Elzaki Transform Method for Natural Frequency Analysis of Euler-Bernoulli Beams

Free vibration analysis of thin beams under dynamic excitation is important in design to prevent resonance failures that occur when the excitation frequency coincides with the natural vibration frequency. In this paper, the Elzaki transform method (ETM) is used, for the first time, to solve the free vibration problem of thin beams. The beam is assumed to be homogeneous and prismatic, and the vibration is assumed to be harmonic. As a result, the field equation becomes a fourth-order homogeneous ordinary differential equation (ODE). The Elzaki transform method is chosen in this study due to its proven ability to solve ODEs, systems of ODEs, integro-differential equations, integral equations, and fractional differential equations.
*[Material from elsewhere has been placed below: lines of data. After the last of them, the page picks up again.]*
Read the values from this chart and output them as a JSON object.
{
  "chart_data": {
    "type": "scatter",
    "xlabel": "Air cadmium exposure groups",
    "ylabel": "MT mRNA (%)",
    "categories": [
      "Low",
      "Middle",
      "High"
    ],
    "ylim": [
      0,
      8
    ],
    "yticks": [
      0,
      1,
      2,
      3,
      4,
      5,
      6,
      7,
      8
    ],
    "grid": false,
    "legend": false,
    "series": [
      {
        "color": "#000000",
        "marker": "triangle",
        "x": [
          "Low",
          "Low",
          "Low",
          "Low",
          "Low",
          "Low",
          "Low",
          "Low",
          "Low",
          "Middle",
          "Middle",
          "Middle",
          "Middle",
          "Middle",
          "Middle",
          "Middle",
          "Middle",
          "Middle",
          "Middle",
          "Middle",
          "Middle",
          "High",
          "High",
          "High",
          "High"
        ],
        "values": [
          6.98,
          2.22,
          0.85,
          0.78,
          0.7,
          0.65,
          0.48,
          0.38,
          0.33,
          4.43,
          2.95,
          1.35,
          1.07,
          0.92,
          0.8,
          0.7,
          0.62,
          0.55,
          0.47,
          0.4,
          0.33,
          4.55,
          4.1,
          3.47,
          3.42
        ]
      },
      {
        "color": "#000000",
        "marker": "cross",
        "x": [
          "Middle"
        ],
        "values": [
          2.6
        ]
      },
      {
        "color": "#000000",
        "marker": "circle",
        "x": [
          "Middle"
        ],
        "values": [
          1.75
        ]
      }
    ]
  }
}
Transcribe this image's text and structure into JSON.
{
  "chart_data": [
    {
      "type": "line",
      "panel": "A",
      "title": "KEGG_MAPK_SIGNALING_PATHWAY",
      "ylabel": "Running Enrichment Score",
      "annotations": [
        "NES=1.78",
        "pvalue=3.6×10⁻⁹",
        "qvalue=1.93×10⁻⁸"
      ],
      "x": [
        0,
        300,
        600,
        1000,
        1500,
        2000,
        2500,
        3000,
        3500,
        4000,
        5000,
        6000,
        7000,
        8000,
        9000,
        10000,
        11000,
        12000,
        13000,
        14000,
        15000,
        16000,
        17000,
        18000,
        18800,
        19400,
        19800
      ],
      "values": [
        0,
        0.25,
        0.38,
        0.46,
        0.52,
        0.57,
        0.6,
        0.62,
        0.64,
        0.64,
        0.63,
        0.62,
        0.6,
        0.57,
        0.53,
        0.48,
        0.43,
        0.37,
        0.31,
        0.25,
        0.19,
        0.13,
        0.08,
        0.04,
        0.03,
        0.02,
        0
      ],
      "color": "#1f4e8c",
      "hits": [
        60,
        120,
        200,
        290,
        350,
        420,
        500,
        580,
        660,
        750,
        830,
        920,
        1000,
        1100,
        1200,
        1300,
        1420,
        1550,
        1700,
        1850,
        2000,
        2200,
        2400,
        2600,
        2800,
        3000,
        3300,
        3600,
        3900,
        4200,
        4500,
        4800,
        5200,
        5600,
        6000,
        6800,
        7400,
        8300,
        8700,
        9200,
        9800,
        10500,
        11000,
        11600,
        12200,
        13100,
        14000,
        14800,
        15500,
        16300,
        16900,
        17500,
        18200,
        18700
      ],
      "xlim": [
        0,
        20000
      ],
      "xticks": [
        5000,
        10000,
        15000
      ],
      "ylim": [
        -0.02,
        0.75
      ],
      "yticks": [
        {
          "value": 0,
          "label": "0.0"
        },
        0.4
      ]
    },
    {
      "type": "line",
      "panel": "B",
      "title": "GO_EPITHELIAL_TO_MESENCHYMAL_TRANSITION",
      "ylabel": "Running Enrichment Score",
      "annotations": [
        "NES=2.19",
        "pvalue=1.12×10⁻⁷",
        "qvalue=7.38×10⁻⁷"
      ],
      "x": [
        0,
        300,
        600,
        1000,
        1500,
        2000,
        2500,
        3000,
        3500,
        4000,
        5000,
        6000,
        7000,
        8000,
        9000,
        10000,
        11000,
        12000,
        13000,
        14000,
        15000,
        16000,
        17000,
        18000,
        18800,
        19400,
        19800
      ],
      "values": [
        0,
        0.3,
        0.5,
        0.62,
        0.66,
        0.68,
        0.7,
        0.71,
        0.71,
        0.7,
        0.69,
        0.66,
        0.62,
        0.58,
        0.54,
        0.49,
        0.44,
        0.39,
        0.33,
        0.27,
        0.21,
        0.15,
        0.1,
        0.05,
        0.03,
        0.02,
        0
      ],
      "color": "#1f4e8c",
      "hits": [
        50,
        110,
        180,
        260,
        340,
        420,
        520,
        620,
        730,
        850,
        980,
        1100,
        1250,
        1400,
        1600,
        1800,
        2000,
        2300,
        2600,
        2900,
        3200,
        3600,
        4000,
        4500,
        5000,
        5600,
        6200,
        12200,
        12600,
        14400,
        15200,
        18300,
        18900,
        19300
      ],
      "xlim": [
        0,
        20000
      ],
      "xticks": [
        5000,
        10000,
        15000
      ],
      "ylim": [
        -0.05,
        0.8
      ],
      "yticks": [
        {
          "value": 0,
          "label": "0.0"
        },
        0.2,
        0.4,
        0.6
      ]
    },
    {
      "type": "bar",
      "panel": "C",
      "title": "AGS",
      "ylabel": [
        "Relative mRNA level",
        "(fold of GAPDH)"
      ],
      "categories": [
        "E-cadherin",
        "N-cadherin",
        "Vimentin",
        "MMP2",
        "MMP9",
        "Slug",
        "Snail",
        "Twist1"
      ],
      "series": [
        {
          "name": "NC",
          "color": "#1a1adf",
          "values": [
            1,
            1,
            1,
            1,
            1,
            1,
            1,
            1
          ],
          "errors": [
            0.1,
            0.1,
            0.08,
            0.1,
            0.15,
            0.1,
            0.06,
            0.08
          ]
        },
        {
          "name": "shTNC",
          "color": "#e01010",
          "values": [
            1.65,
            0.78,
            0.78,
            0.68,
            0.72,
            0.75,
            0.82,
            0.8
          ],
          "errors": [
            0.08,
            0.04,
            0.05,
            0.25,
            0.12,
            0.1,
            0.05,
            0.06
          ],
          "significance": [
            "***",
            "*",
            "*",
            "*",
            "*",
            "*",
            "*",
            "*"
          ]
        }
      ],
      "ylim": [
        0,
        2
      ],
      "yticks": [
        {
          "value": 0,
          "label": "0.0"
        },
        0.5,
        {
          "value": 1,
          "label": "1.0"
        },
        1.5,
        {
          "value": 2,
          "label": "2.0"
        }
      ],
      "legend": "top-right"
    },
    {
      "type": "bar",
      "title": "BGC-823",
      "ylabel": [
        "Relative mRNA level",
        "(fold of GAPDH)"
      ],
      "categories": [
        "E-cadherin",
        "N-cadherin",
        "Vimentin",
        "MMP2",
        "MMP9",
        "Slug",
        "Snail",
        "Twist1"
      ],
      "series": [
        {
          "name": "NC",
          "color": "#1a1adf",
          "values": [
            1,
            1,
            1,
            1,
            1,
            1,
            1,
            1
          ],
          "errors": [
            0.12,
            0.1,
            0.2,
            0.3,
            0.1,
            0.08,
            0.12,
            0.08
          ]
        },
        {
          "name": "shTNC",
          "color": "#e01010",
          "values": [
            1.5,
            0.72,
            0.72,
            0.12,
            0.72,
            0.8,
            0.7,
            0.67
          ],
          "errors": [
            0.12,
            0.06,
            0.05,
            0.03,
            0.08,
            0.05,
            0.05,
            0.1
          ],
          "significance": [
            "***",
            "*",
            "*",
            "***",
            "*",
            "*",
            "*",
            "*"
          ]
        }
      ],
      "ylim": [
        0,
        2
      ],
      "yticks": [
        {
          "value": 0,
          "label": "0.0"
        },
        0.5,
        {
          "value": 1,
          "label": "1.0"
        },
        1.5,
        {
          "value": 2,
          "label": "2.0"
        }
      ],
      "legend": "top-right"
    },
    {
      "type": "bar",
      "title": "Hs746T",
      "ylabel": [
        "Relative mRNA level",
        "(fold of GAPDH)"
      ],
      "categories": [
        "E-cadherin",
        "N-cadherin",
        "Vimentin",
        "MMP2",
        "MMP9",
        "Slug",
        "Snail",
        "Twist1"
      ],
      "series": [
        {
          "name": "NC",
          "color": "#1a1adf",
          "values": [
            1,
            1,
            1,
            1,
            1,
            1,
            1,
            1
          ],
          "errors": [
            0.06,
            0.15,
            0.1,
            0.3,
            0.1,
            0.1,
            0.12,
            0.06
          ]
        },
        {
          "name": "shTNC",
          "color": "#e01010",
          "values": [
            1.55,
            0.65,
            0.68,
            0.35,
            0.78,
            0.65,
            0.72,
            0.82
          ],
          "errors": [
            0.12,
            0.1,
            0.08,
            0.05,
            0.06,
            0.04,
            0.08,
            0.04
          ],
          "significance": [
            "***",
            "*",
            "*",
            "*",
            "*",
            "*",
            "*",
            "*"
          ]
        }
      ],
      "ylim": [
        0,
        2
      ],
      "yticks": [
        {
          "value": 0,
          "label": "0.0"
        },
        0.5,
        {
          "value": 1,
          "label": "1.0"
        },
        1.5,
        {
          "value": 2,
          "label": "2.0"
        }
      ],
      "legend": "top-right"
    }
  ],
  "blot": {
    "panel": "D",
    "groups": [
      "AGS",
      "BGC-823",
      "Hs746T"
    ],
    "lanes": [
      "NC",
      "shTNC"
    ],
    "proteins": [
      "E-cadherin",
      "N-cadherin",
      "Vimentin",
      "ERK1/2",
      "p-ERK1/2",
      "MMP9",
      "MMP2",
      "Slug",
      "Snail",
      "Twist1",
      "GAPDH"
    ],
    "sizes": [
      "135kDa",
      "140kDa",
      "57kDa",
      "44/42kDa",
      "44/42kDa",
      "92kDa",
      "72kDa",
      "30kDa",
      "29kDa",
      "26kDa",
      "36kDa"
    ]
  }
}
The Elzaki transformation simplifies the field equation into an algebraic equation in terms of the unknown deflection in the Elzaki space. By inverting the transformation, the general solution for the deflection is obtained in the physical domain, considering the initial conditions. The enforcement of boundary conditions for each case of end supports is utilized to determine the eigenequations, which are then solved for their roots using Symbolic Algebra methods. The eigenvalues are used to determine the exact natural frequencies of flexural vibration for each considered classical boundary condition. The eigenequations obtained are exact and identical to the ones previously derived by other scholars.